Wilderness Safaris Zim seek airline licence

A regional tourism firm Wilderness Safaris Zimbabwe has applied for a commercial airline licence to service domestic, regional and international routes, as the firm seeks to tap into the tourism industry ahead of the United Nations World Tourism Organisation General Assembly.

Zimbabwe and Zambia will next year co-host the global tourism showcase.

Wilderness Safaris Zimbabwe, is part of Wilderness Holdings Limited that is listed on the Botswana Stock Exchange and the Johannesburg Stock Exchange’s Africa Board.

The company, which has been operational since 1983, has more than 50 camps and safaris in five Southern African countries — Botswana, Namibia, Malawi, Zambia and Zimbabwe.

It offers guests private access to more than three million hectares of Southern Africa’s finest wildlife reserves.

According to last week’s Government Gazette, the Services Board has kick started processing the application for a licence by the company to operate an airline.

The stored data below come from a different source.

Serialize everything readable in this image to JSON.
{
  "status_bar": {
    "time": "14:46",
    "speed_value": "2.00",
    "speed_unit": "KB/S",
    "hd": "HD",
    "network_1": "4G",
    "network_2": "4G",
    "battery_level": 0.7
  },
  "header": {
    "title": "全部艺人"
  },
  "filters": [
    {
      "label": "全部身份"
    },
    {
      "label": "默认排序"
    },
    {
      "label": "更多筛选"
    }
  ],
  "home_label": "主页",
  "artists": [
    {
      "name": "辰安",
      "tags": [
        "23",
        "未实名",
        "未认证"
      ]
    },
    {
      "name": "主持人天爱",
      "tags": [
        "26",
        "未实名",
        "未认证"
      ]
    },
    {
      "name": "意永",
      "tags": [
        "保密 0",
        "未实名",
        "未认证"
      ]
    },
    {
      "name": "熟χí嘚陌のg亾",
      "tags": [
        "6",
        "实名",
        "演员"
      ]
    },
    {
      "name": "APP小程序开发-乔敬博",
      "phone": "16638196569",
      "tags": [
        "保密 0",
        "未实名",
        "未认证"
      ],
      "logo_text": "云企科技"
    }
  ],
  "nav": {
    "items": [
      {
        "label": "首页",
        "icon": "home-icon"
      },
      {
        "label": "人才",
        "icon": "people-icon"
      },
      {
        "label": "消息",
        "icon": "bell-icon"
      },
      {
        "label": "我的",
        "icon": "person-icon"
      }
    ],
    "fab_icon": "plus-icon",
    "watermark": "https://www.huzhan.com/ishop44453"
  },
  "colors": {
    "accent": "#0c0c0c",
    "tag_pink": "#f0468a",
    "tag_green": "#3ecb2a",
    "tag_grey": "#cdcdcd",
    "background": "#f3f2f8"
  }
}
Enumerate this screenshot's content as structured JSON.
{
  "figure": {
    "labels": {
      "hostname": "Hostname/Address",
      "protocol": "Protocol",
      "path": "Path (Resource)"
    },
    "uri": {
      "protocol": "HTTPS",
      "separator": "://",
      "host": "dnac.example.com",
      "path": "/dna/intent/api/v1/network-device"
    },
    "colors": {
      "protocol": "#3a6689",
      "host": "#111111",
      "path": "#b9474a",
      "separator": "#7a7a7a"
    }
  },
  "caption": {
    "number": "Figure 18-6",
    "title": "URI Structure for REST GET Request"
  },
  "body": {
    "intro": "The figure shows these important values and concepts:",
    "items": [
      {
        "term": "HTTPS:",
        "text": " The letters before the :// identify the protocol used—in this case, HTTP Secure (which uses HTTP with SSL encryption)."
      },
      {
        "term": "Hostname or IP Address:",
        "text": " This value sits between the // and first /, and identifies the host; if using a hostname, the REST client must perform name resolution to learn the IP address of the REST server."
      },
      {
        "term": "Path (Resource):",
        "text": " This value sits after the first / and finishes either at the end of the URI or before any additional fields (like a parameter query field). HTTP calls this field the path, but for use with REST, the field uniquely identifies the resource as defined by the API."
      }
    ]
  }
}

“Notice is hereby given that Wilderness Safaris Zimbabwe trading as Wilderness Air, has applied to the Air Services Board for the issue of an air services permit to provide commercial scheduled and non-scheduled air services for the carriage of passengers, dry or fresh cargo and mail on local, regional and international routes,” reads part of the gazette issued last Friday.

“Any objections to this application, in terms of Section 17 of the Air Services Act must be made in the manner prescribed in Section 4 of the Air Services (General) Regulations, 1971, and within 28 days from the date of publication of this notice in this gazette.”

In May this year, the government and Wilderness Holdings signed a memorandum of understanding that would result in the latter investing between $8 million to $10 million into various projects.

Controversial Chinese-owned diamond mining company Anjin Investments in July applied for a commercial airline licence to service domestic, regional and international routes, as the firm spreads its tentacles to other sectors of the economy.

The country’s aviation sector has since dollarisation, attracted new airlines and the return of other players that had stopped flying into the country during the economic meltdown.

In May this year, Phoenix Air, another new airline, applied for a commercial licence to service domestic and regional routes in what could result in more competition for the troubled national carrier Air Zimbabwe.

In February, CAAZ licensed a third private airline, Sol Air, to service domestic and international routes, as competition in the aviation sector intensified.